Castelgandolfo, sábado 15 de agosto de 1992
Solemnidad de la Asunción de la Virgen María

 

 

1. La atención de la Iglesia se centra hoy en el misterio de la gloriosa asunción al cielo de aquella que, por los méritos de su Hijo divino fue preservada de la herencia del pecado original, de aquella que, concebida sin mancha, participa con su alma y su cuerpo en la victoria definitiva del Redentor sobre la muerte.

2. Además la solemnidad de hoy, al mismo tiempo que nos invita a contemplar a María, estrella luminosa del universo, trae a nuestra mente el recuerdo del encuentro mundial de los jóvenes que se celebró el año pasado en Częstochowa, Polonia. El pensamiento va también espontáneamente a la próxima Jornada mundial de la juventud, que se celebrará si Dios quiere, en agosto de 1993 en Denver cerca de las Montañas Rocosas del Colorado.
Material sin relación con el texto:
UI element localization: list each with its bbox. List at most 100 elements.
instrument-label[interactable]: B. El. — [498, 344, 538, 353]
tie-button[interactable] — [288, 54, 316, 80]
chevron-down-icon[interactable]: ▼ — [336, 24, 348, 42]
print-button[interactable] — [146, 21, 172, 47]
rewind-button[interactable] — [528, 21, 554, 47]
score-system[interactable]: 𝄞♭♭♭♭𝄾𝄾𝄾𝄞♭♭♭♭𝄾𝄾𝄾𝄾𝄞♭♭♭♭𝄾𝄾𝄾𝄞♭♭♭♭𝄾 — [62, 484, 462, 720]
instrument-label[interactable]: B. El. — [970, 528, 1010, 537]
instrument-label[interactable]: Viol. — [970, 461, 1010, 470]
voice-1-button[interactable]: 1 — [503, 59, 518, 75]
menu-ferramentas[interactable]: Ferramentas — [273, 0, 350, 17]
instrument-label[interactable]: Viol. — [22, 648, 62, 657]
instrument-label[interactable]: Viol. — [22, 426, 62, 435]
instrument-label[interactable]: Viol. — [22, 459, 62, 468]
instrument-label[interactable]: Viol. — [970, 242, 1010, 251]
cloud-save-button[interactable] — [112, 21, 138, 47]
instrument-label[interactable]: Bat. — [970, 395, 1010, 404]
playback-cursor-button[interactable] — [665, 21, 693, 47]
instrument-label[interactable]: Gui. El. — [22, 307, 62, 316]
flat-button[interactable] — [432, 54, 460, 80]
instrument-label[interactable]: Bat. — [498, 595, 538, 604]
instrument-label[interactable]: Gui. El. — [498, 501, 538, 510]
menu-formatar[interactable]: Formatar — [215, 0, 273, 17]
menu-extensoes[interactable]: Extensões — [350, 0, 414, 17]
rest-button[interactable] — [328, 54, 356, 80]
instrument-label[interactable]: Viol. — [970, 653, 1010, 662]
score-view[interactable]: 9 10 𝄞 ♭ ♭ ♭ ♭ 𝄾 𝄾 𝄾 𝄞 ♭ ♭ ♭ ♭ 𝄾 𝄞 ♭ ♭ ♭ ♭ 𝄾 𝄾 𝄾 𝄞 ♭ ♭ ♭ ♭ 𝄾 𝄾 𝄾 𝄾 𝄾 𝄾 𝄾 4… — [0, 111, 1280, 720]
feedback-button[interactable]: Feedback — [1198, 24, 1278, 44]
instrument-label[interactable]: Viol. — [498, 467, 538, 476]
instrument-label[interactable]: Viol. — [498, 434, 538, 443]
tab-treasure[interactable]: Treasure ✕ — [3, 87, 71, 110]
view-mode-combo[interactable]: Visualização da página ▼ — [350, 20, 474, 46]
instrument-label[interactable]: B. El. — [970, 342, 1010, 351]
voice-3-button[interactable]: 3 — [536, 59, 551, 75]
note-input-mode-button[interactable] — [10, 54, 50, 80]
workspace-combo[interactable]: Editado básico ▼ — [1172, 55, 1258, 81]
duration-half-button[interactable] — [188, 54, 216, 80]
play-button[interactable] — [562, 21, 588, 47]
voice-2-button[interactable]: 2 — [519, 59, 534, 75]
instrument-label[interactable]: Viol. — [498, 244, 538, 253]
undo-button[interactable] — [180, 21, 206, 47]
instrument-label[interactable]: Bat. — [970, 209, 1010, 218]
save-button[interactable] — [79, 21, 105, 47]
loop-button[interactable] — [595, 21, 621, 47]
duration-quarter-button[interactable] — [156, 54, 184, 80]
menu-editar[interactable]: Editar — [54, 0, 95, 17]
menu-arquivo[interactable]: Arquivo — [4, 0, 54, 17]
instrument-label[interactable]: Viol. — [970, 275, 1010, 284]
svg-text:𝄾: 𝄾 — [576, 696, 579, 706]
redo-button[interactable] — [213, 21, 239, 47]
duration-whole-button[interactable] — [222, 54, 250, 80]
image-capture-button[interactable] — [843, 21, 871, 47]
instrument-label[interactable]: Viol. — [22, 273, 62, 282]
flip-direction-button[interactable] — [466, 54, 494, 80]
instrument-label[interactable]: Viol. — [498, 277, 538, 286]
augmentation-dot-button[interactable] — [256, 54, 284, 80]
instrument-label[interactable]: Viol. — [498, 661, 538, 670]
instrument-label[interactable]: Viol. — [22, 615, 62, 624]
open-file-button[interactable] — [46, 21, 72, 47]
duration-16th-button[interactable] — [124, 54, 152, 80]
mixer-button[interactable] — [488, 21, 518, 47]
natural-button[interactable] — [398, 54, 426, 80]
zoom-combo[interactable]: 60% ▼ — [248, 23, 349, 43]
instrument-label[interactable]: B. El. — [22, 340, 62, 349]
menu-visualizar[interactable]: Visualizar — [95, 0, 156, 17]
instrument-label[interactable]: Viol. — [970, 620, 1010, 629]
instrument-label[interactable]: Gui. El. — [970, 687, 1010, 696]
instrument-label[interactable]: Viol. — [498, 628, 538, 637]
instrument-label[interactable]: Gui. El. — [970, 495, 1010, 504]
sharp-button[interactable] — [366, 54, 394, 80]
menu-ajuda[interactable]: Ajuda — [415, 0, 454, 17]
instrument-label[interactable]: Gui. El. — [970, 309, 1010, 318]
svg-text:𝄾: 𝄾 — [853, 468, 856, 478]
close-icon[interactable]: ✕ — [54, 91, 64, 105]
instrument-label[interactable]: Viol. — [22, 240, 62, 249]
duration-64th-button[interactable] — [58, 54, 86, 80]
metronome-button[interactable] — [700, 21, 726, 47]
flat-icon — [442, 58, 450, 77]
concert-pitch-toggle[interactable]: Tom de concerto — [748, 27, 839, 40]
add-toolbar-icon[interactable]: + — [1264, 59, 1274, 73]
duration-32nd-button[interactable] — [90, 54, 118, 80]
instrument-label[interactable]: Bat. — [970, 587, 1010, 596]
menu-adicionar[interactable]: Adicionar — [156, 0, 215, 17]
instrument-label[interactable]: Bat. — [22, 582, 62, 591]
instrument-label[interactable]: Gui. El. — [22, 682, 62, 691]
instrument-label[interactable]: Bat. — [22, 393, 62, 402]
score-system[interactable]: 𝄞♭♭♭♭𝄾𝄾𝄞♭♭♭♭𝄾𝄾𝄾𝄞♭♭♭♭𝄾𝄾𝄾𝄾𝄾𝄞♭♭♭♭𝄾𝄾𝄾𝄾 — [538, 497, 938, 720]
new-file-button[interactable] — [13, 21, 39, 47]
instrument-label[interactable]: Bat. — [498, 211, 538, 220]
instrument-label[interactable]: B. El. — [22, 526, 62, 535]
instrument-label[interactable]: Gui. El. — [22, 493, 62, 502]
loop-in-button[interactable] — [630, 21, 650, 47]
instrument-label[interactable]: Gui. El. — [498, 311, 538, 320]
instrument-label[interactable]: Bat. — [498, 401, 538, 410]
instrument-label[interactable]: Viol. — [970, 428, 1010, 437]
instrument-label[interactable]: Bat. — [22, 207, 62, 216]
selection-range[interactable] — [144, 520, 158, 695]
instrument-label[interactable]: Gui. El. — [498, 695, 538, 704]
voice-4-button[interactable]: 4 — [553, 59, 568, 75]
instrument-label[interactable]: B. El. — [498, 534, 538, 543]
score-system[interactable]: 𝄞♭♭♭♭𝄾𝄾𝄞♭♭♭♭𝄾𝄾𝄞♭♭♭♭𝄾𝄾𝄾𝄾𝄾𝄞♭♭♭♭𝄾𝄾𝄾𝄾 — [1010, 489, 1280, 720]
Así, la Asunción de María se convierte también en la fiesta de la esperanza. La repetición de esos encuentros juveniles con María manifiesta el deseo y la esperanza de un mundo mejor, más humano y abierto a los dones sobrenaturales de la verdad y el amor.

3. Queridos hermanos y hermanas, os deseo que estos días de descanso proporcionen serenidad a vuestro espíritu, sin olvidar a cuantos están probados por la enfermedad, la soledad o cualquier otra forma de sufrimiento.

Oremos, en particular, por las atormentadas poblaciones de Bosnia-Herzegovina. Precisamente esta mañana el cardenal Roger Etchegaray, enviado mío, ha llegado a Sarajevo, donde celebrará la santa misa. Testimoniará al arzobispo, a los fieles y a todos los ciudadanos el afecto y la solidaridad constantes del Papa y de la Iglesia entera.

Sigamos orando incesantemente también por nuestros hermanos de Somalia, que están muriendo de hambre.

¡María, elevada al cielo, ruega por nosotros!

* * *

Después del Ángelus

Deseo saludar a los peregrinos de lengua española, en este día de la Asunción, en el que tantas parroquias de vuestros países celebran su fiesta patronal. Os imparto con afecto la Bendición Apostólica.